In the vast majority of cases, nature will take its course and we will be fortunate enough to die peacefully in our sleep with the minimum of pain near our end. However, a minority of us will contract a terminal disease or illness where we will face the inevitable prospect of several months of severe pain and indignity, even with the best medical treatment. Some of us will seek palliative care while some will choose to fight through to the end, but others would like the option of being able to die in their own homes on their own terms at some time before the scheduled time of their death. To achieve that, though, they will almost certainly need assistance, particularly from a doctor or medical practitioner. As the law stands now, they are denied that help. Consequently, they are denied that choice and sometimes feel desperate enough to travel at considerable cost so that they can spend their last hours in an impersonal clinic in Switzerland.

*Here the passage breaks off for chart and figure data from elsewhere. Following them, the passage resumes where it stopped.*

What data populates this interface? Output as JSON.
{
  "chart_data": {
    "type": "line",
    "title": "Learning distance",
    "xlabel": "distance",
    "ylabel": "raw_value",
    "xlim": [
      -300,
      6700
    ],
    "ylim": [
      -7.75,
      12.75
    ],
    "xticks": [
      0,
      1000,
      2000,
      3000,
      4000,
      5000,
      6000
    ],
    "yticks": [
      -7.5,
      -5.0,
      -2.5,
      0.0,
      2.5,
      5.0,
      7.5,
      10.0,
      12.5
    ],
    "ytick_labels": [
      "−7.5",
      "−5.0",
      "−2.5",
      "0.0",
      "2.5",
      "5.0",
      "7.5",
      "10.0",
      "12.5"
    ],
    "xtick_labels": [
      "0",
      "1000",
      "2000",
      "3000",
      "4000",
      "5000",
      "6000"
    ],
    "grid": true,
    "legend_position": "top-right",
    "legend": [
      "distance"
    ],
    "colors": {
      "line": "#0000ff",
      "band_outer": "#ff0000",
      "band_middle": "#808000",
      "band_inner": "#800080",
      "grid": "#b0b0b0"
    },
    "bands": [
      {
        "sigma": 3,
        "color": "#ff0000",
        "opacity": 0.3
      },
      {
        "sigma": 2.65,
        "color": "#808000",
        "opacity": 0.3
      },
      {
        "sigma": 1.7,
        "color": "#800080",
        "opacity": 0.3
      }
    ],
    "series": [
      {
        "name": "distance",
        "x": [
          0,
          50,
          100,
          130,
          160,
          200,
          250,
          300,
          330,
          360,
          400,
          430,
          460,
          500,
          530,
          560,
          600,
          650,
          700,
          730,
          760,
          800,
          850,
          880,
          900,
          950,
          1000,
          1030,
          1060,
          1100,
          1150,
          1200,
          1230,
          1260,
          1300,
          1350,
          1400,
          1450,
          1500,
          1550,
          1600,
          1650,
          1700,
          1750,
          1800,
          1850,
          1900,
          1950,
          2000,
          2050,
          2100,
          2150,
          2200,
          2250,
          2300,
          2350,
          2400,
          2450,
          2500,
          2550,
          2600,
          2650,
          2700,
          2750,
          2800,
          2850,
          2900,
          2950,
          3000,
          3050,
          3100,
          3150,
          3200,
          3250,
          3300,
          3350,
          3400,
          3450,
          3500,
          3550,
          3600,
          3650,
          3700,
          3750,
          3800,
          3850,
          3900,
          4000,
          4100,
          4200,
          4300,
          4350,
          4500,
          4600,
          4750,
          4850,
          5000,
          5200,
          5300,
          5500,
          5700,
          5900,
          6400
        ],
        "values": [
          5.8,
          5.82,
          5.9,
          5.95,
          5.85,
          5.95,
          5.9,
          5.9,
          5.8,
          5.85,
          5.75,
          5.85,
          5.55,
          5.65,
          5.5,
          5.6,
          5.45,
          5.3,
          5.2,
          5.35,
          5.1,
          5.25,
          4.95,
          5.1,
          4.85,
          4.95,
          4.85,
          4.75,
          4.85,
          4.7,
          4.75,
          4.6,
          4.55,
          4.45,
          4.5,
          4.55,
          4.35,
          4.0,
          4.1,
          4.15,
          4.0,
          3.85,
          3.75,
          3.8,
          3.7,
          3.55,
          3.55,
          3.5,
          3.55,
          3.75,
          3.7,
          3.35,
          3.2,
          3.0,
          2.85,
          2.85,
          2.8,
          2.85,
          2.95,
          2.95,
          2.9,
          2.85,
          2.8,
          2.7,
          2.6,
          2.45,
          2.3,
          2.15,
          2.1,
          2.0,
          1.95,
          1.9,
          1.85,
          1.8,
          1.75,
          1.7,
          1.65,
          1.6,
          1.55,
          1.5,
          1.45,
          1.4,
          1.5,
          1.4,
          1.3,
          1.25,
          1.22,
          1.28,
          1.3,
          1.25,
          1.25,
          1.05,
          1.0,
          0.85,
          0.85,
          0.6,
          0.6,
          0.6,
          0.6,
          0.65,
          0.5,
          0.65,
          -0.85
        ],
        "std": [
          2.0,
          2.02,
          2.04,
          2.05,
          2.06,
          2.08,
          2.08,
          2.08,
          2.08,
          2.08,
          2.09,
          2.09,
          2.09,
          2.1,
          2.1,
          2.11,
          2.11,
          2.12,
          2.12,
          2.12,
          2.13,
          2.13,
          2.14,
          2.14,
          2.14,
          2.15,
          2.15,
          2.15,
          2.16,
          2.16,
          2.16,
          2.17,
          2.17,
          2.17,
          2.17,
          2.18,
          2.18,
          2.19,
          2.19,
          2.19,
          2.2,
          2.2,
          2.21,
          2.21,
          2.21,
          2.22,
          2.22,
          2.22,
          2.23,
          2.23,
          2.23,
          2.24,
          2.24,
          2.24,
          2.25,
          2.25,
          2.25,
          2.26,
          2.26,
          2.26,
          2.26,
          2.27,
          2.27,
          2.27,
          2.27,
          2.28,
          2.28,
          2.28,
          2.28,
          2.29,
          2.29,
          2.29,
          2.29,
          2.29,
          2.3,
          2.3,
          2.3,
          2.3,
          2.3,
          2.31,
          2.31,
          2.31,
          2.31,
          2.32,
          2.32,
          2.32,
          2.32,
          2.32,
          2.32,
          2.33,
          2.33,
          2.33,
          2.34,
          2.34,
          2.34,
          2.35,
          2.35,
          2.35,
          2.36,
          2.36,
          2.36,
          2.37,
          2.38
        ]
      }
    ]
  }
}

Why should the law in this country deny them that choice, to die in their own home with their family around them, because of fears of slippery slopes or the second coming of Dr Shipman? This choice would be taken up by only a small but significant minority of people. Surely the law should allow terminally ill patients who are in their right mind to die in the way that they choose. Anything else is nothing less than unnecessary cruelty and a denial of human rights. The choice—I repeat that it is only the individual’s personal choice that I am talking about—of being able to avail oneself of assisted dying should surely be a great comfort to all of us, and certainly not a threat.